Aspettiamo gli ultimi ritardatari e iniziamo l’allenamento: il mio ego viene subito calpestato da un signore di circa sessant’anni che finisce tutti gli esercizi come se nulla fosse mentre io annaspo per terra pronta ad esalare l’ultimo respiro. Qua lo sport è per tutti, per i ventenni scarsi come me e per i ventenni travestiti da sessantenni, per la gente comune, per chi cerca un momento per evadere dalla routine quotidianità, per chi viene per socializzare o per chi vuole soltanto sfogarsi un po’. Lo sport ci mette sullo stesso livello a prescindere da quanto siamo diversi. Questa consapevolezza mi crea uno strano senso di benessere dentro la pancia, sento di aver allontanato tutti i nervosismi accumulati durante la giornata, mi rilasso e poi capisco che questa strana sensazione è soltanto quello che si prova dopo 3 serie di plank, quando stai per morire. A fine allenamento, chi vuole rimane in Palestra per mettere a posto gli attrezzi. «Ci si da una mano!» mi dice Il Robe.

Io e Zajde usciamo ancora sudate, è ottobre ma non fa freddo.

«Torniamo a casa a piedi, no?» le chiedo, «doppio allenamento!».

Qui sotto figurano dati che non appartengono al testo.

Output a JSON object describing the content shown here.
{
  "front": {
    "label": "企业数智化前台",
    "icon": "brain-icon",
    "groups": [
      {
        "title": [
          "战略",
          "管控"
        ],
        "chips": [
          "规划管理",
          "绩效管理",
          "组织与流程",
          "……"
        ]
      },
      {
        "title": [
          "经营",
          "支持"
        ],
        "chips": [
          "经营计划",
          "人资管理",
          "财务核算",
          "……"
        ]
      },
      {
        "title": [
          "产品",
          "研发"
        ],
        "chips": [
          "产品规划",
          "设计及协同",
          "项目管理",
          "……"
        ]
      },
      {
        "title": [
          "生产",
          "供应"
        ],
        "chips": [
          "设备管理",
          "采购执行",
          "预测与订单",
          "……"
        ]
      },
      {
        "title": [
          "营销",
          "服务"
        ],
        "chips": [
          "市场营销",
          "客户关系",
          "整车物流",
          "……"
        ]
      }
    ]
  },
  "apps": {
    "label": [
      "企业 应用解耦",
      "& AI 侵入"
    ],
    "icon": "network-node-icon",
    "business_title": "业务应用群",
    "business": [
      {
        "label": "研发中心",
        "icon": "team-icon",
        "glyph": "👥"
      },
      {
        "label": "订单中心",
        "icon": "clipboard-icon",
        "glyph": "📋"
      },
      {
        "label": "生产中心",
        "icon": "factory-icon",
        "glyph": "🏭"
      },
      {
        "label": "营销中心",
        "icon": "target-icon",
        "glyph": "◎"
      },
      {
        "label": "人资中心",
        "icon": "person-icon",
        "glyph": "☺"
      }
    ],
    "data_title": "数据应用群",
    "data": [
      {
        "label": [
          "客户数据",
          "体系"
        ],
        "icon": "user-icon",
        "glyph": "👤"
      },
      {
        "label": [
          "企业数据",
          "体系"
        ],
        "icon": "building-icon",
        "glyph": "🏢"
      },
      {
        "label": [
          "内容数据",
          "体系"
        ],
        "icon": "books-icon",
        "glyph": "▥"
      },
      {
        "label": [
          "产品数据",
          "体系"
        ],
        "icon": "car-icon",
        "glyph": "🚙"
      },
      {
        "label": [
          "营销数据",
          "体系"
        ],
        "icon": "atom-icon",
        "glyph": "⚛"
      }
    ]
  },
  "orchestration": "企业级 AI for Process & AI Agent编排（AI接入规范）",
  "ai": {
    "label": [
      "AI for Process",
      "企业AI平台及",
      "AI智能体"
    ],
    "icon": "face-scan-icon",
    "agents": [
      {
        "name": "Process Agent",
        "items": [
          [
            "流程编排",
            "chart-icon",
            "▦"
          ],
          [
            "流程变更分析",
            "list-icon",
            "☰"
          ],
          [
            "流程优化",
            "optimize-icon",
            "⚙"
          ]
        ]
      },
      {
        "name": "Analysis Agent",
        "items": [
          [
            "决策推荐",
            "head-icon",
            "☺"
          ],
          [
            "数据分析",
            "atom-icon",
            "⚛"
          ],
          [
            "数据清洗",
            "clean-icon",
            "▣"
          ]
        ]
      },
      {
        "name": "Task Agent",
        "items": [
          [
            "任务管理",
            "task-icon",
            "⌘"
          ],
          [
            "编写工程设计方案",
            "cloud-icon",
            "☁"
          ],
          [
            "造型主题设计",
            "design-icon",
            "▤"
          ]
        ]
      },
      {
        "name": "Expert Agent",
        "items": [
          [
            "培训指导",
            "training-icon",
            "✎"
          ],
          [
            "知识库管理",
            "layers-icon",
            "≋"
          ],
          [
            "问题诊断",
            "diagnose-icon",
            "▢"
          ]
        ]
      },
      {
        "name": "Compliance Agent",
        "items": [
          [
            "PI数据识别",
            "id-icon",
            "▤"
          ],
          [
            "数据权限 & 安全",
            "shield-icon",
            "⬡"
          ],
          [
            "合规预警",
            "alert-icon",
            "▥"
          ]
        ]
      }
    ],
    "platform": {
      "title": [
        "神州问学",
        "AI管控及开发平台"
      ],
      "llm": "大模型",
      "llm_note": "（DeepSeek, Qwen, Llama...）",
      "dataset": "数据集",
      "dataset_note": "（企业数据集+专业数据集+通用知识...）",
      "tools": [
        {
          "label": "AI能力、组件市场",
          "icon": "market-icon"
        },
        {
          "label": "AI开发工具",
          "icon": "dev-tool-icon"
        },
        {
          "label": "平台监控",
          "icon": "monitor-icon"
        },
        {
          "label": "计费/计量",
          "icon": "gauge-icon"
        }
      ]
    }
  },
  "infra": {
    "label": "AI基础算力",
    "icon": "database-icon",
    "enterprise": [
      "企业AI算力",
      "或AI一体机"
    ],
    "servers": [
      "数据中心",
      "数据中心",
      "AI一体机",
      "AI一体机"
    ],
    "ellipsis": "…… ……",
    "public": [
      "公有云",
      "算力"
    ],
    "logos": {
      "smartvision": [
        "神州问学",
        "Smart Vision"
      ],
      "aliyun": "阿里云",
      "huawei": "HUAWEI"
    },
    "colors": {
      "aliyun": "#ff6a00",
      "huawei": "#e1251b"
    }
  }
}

«Ok» risponde lei perplessa.

Iniziamo ad incamminarci verso casa, una frescura autunnale ci accarezza le guance, il luccichio dei lampioni rimbalza sull’Arno, si sente solo lo scorrere del fiume.

Firenze è bellissima.

«All’inizio non volevo venire».

«Cosa?», mi chiede Zajde distratta.

«Pensavo c’entrasse per forza la politica».